The second aspect of coding is sensory quality—how the nervous system represents the difference between, say, vision and hearing; or within a modality, how it represents the difference between, for example, a high-pitched note and a low one, or the differ-ence between a sweet taste and a bitter one. The first of these sensory quality issues— the difference between modalities—is straightforward. Almost 200 years ago, Johannes Müller argued that the key lies simply in which nerves are being stimulated. Stimulation of the optic nerve (whether from light or some other source) causes the sense of seeing; this is why strong pressure on the eyeballs leads us to see rings or stars (to the dismay of boxers and the delight of cartoonists; Figure 4.7). Similarly, stimulation of the auditory nerve—whether it’s from a sound or something else— causes the sense of hearing. This is why people sometimes experience “ringing in their ears” in the absence of any environmental sound—some illness or injury is causing stimulation of the auditory nerve.

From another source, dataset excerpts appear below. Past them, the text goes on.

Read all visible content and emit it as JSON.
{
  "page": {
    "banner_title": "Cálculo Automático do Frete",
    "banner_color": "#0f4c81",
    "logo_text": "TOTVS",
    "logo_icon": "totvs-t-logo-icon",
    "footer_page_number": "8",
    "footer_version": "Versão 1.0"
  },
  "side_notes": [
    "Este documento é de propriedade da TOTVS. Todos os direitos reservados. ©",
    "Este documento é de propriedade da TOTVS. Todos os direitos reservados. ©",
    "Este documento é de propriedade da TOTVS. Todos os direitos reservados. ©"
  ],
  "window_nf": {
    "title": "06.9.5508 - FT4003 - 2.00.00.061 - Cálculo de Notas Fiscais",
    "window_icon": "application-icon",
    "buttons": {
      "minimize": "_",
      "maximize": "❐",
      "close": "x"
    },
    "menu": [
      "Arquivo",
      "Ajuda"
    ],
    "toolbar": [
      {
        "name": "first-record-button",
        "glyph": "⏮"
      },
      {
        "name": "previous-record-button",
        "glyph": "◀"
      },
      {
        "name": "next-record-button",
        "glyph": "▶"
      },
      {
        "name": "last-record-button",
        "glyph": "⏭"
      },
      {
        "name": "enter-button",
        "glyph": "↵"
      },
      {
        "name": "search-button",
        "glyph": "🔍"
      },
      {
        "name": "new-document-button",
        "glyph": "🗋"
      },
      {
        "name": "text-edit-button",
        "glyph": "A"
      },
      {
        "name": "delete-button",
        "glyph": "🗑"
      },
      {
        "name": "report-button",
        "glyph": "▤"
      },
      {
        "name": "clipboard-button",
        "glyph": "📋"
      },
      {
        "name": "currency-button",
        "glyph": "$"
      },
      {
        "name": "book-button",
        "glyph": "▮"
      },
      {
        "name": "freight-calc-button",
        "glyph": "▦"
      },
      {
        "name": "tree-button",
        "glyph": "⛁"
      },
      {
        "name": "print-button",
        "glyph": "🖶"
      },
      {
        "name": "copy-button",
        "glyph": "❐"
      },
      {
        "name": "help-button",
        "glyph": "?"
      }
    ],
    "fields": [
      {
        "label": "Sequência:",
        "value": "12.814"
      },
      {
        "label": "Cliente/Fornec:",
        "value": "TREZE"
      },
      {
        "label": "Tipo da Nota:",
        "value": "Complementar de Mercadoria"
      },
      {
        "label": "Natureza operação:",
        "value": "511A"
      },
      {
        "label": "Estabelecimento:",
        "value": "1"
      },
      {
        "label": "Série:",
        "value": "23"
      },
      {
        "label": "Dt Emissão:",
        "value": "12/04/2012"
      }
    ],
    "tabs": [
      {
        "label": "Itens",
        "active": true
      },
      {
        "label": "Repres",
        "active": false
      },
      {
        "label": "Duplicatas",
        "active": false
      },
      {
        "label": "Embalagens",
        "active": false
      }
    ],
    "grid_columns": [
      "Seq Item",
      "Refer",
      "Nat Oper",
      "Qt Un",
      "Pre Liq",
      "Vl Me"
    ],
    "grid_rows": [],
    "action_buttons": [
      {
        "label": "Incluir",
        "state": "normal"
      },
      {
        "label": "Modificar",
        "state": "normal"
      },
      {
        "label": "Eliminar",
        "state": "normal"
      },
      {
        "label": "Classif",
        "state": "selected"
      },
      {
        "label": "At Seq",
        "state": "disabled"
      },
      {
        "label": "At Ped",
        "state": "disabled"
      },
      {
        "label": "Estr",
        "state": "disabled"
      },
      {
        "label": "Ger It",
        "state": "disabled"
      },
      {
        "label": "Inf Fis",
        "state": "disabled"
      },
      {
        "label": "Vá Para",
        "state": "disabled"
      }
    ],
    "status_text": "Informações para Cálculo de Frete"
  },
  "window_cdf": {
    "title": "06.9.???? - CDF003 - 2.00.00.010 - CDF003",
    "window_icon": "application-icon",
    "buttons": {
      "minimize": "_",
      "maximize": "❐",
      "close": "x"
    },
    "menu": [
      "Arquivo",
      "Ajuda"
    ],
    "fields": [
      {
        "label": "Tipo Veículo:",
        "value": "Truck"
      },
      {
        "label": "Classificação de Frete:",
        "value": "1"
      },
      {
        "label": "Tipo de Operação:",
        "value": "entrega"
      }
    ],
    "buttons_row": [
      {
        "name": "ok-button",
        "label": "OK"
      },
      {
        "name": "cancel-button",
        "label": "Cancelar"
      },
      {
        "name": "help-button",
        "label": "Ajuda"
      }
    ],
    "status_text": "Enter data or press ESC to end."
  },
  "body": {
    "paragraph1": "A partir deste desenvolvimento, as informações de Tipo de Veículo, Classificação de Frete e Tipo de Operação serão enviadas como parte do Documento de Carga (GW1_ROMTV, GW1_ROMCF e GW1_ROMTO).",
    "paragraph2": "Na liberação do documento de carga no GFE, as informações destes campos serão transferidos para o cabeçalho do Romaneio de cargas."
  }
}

What about differences within a sense modality? For example, blue, green, and red are all visual sensations, so they all involve activity in the optic nerve. But of course each color is qualitatively different from the others. Likewise, sweetness and saltiness are both tastes; but they’re plainly distinct for the perceiver. How are differences like these encoded? One hypothesis stays close to Müller’s insight and is often referred to as specificity theory. This proposal suggests that different sensory qualities (sweet versussour, red versus green) are signaled by different neurons, just as the different sense modalities (vision versus pressure) are signaled by different nerves. In this conception, the nervous system acts as if these quality-specific neurons were somehow “labeled” with their quality, so that the nervous system registers the presence of “red” whenever there’s an incoming signal in the “red neurons,” registers the presence of “hot” whenever there’s a signal coming from the “hot neurons,” and so on.

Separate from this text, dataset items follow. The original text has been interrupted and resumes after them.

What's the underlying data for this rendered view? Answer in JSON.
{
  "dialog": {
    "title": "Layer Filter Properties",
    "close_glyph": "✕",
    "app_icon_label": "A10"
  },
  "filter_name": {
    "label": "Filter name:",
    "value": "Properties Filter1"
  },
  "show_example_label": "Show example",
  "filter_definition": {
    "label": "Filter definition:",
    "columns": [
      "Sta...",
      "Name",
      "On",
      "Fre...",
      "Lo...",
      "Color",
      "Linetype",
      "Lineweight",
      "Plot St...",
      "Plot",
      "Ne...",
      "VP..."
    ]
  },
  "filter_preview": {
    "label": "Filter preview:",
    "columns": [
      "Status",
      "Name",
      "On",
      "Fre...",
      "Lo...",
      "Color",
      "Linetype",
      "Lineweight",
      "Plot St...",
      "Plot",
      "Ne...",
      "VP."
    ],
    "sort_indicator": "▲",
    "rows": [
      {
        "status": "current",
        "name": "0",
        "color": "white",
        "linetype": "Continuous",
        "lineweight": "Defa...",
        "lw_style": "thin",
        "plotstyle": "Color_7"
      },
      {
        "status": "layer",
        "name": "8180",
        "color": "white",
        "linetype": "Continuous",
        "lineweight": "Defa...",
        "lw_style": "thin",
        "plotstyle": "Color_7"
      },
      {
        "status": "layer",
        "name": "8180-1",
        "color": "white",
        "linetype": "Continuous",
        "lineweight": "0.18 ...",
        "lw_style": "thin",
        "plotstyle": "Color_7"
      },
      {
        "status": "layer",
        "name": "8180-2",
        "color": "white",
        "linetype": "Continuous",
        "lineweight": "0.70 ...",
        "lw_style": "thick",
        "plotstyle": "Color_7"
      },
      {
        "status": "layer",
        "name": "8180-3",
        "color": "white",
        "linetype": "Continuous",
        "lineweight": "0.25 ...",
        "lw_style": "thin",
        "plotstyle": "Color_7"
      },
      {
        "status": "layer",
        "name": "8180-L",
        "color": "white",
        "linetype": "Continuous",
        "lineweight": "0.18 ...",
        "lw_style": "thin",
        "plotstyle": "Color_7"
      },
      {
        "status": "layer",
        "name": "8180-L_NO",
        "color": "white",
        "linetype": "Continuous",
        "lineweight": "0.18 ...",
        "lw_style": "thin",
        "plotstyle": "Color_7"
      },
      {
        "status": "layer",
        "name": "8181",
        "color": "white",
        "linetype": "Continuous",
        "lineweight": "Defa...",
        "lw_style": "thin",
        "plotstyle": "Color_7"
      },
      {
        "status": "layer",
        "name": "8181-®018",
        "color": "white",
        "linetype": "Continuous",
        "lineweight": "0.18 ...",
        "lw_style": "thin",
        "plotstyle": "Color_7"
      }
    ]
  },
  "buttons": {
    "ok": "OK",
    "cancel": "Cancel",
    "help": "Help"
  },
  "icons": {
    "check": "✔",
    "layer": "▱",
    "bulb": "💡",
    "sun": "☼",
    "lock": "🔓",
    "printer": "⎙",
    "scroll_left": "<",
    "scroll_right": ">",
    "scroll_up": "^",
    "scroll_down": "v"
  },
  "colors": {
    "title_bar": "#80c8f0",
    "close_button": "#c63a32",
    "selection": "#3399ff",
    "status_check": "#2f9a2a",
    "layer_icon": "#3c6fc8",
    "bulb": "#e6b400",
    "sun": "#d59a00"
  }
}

This proposal turns out to be correct in some cases—for example, specific neurons do seem to convey the sensation of pain. More commonly, though, the data demand a different explanation—usually called pattern theory (Figure 4.8). According to this view, what matters for sensory quality is not which neurons are firing. Instead, what allows us to identify the input is the overall pattern of activation—which neurons are firing more, and which less, at any given moment.

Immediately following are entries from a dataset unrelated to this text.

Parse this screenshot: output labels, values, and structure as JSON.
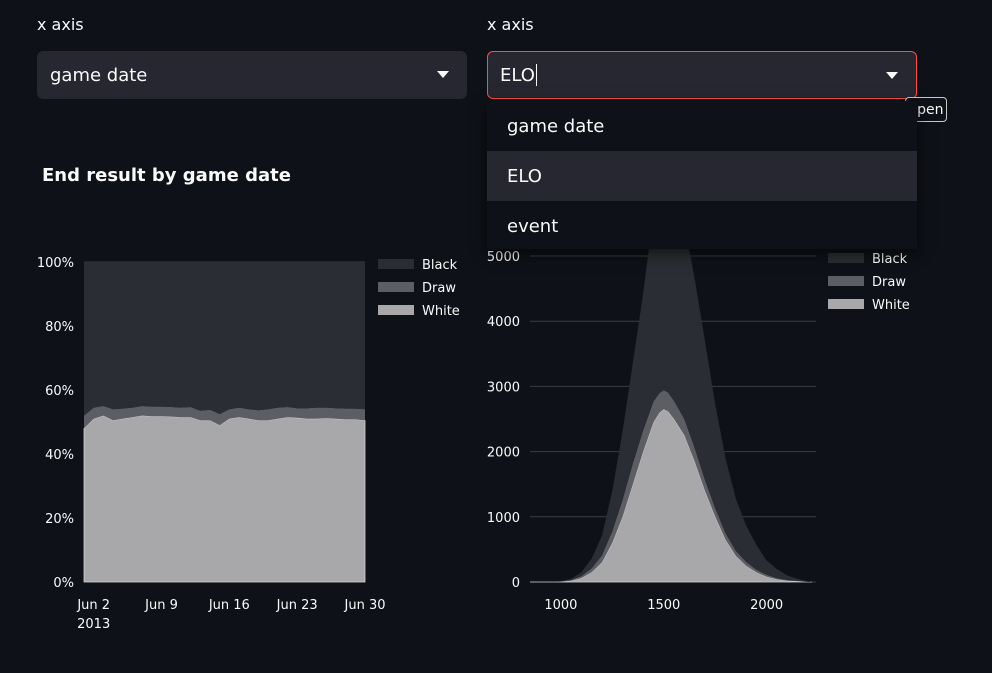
{
  "left_select": {
    "label": "x axis",
    "value": "game date"
  },
  "right_select": {
    "label": "x axis",
    "value": "ELO",
    "tooltip": "open"
  },
  "dropdown": {
    "options": [
      "game date",
      "ELO",
      "event"
    ],
    "selected_index": 1
  },
  "colors": {
    "black": "#2a2d33",
    "draw": "#5c5e63",
    "white": "#a8a8ab",
    "accent": "#ff4b4b"
  },
  "chart_data": [
    {
      "type": "area",
      "stacked": true,
      "normalized": true,
      "title": "End result by game date",
      "x_ticks": [
        "Jun 2",
        "Jun 9",
        "Jun 16",
        "Jun 23",
        "Jun 30"
      ],
      "x_year": "2013",
      "y_ticks": [
        "0%",
        "20%",
        "40%",
        "60%",
        "80%",
        "100%"
      ],
      "legend": [
        "Black",
        "Draw",
        "White"
      ],
      "legend_position": "top-right",
      "x": [
        "Jun 1",
        "Jun 2",
        "Jun 3",
        "Jun 4",
        "Jun 5",
        "Jun 6",
        "Jun 7",
        "Jun 8",
        "Jun 9",
        "Jun 10",
        "Jun 11",
        "Jun 12",
        "Jun 13",
        "Jun 14",
        "Jun 15",
        "Jun 16",
        "Jun 17",
        "Jun 18",
        "Jun 19",
        "Jun 20",
        "Jun 21",
        "Jun 22",
        "Jun 23",
        "Jun 24",
        "Jun 25",
        "Jun 26",
        "Jun 27",
        "Jun 28",
        "Jun 29",
        "Jun 30"
      ],
      "series": [
        {
          "name": "White",
          "values": [
            48,
            51,
            52,
            50.5,
            51,
            51.5,
            52,
            51.8,
            51.8,
            51.7,
            51.5,
            51.5,
            50.5,
            50.5,
            49,
            51,
            51.5,
            51,
            50.5,
            50.5,
            51,
            51.5,
            51.3,
            51,
            51,
            51.2,
            51,
            50.8,
            50.8,
            50.5
          ]
        },
        {
          "name": "Draw",
          "values": [
            4,
            3.5,
            3,
            3.5,
            3.2,
            3,
            3,
            3,
            3,
            3,
            3,
            3.2,
            3,
            3.3,
            3.5,
            3,
            3,
            3,
            3.2,
            3.5,
            3.5,
            3.2,
            3,
            3.3,
            3.5,
            3.3,
            3.3,
            3.4,
            3.4,
            3.5
          ]
        },
        {
          "name": "Black",
          "values": [
            48,
            45.5,
            45,
            46,
            45.8,
            45.5,
            45,
            45.2,
            45.2,
            45.3,
            45.5,
            45.3,
            46.5,
            46.2,
            47.5,
            46,
            45.5,
            46,
            46.3,
            46,
            45.5,
            45.3,
            45.7,
            45.7,
            45.5,
            45.5,
            45.7,
            45.8,
            45.8,
            46
          ]
        }
      ]
    },
    {
      "type": "area",
      "stacked": true,
      "title": "",
      "x_ticks": [
        "1000",
        "1500",
        "2000"
      ],
      "y_ticks": [
        "0",
        "1000",
        "2000",
        "3000",
        "4000",
        "5000"
      ],
      "legend": [
        "Black",
        "Draw",
        "White"
      ],
      "legend_position": "top-right",
      "x": [
        850,
        900,
        950,
        1000,
        1050,
        1100,
        1150,
        1200,
        1250,
        1300,
        1350,
        1400,
        1450,
        1480,
        1500,
        1520,
        1550,
        1600,
        1650,
        1700,
        1750,
        1800,
        1850,
        1900,
        1950,
        2000,
        2050,
        2100,
        2150,
        2200,
        2220
      ],
      "series": [
        {
          "name": "White",
          "values": [
            0,
            0,
            0,
            5,
            20,
            60,
            150,
            300,
            600,
            1000,
            1500,
            2000,
            2450,
            2600,
            2650,
            2620,
            2500,
            2250,
            1850,
            1400,
            1000,
            650,
            400,
            250,
            150,
            80,
            40,
            20,
            10,
            0,
            0
          ]
        },
        {
          "name": "Draw",
          "values": [
            0,
            0,
            0,
            2,
            10,
            30,
            60,
            110,
            180,
            260,
            320,
            330,
            320,
            300,
            290,
            290,
            280,
            250,
            210,
            170,
            130,
            100,
            80,
            60,
            40,
            30,
            20,
            10,
            5,
            0,
            0
          ]
        },
        {
          "name": "Black",
          "values": [
            0,
            0,
            0,
            5,
            20,
            60,
            150,
            300,
            620,
            1050,
            1550,
            2100,
            2900,
            3380,
            3500,
            3440,
            3300,
            3000,
            2600,
            2130,
            1600,
            1150,
            800,
            560,
            380,
            220,
            140,
            70,
            35,
            10,
            0
          ]
        }
      ]
    }
  ]
}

We’ll have much more to say about pattern theory in our discussion of the specific modalities. For now, let’s just note that there’s no single answer to the question of how sensory coding is achieved. The difference among senses (e.g., taste versus sight, hear-ing versus smell) is certainly signaled by “labeled lines,” so activity in the optic nerve causes the sensation of seeing, activity in the auditory nerve causes the sensation of hearing, and so on. Some specific sensations (e.g., pain) may also be signaled by labeled lines; but more commonly, the nervous system uses a pattern code to distinguish the qualities within each sensory modality.